Denmark, Sweden and Norway have been hailed as the best countries in the world where freedom of expression thrives, a report said following World Press Freedom Day.
Many reports have been generated about the amount of unregulated online content that has spread disinformation and propaganda “amplifying political divisions around the world” and stoking international tensions, he also said.
On this occasion, the secretary general of RSF, Christopher Deloire, declared in a press release that “the creation of media weapons in authoritarian countries suppresses the right to information of their citizens but is also linked to the rise of international tensions, which can lead to the worst of wars,” and urged countries to adopt appropriate legal frameworks to protect democratic online information spaces.
The situation where freedom of expression is controlled by governments is “very bad” in a record 28 countries, according to this year’s ranking of 180 countries and regions based on the degree of freedom enjoyed by journalists.
The lowest ranked countries were North Korea (180th), Eritrea (179th) and Iran (178th), closely followed by Myanmar (176th) and China (175th).

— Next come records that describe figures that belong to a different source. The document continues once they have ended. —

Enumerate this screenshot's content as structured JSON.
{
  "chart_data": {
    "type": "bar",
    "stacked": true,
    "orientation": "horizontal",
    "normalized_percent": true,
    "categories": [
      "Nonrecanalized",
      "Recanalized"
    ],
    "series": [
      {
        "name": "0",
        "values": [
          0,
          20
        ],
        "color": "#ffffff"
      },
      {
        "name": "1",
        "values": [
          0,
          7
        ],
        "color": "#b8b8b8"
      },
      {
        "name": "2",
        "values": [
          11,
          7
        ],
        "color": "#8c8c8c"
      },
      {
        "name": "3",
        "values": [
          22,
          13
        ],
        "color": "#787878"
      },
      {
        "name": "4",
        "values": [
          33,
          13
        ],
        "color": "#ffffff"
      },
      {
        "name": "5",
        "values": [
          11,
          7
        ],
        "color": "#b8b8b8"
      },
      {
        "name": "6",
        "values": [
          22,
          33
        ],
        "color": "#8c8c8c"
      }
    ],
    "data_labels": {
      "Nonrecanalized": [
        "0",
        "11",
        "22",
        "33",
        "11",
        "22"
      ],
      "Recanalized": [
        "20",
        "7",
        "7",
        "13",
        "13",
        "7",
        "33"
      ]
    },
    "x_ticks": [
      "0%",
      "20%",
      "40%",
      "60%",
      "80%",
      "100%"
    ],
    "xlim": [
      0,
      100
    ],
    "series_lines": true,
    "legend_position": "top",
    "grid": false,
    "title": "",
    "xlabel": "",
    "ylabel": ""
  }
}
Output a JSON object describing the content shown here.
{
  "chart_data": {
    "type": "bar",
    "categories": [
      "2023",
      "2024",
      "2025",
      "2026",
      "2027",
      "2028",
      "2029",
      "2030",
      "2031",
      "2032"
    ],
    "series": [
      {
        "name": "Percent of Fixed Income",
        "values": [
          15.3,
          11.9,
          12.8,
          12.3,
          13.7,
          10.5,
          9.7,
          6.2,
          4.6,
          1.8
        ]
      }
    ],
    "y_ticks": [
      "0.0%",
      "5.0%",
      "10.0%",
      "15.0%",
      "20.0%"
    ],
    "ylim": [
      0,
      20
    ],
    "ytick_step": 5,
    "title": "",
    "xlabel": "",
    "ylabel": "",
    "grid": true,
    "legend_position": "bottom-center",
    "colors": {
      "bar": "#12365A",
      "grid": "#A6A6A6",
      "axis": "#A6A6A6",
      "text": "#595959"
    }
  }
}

Hong Kong’s position fell dozens of places to 148th place, reflecting Beijing’s efforts to use “its legislative arsenal to confine its population and cut it off from the rest of the world”, RSF said, while Russia sat in 155th and ally Belarus at 153rd were also on its red list of most repressive, while the Nordic countries Norway, Denmark and Sweden topped the chart again, serving as role models of democracy “where freedom of expression flourishes”.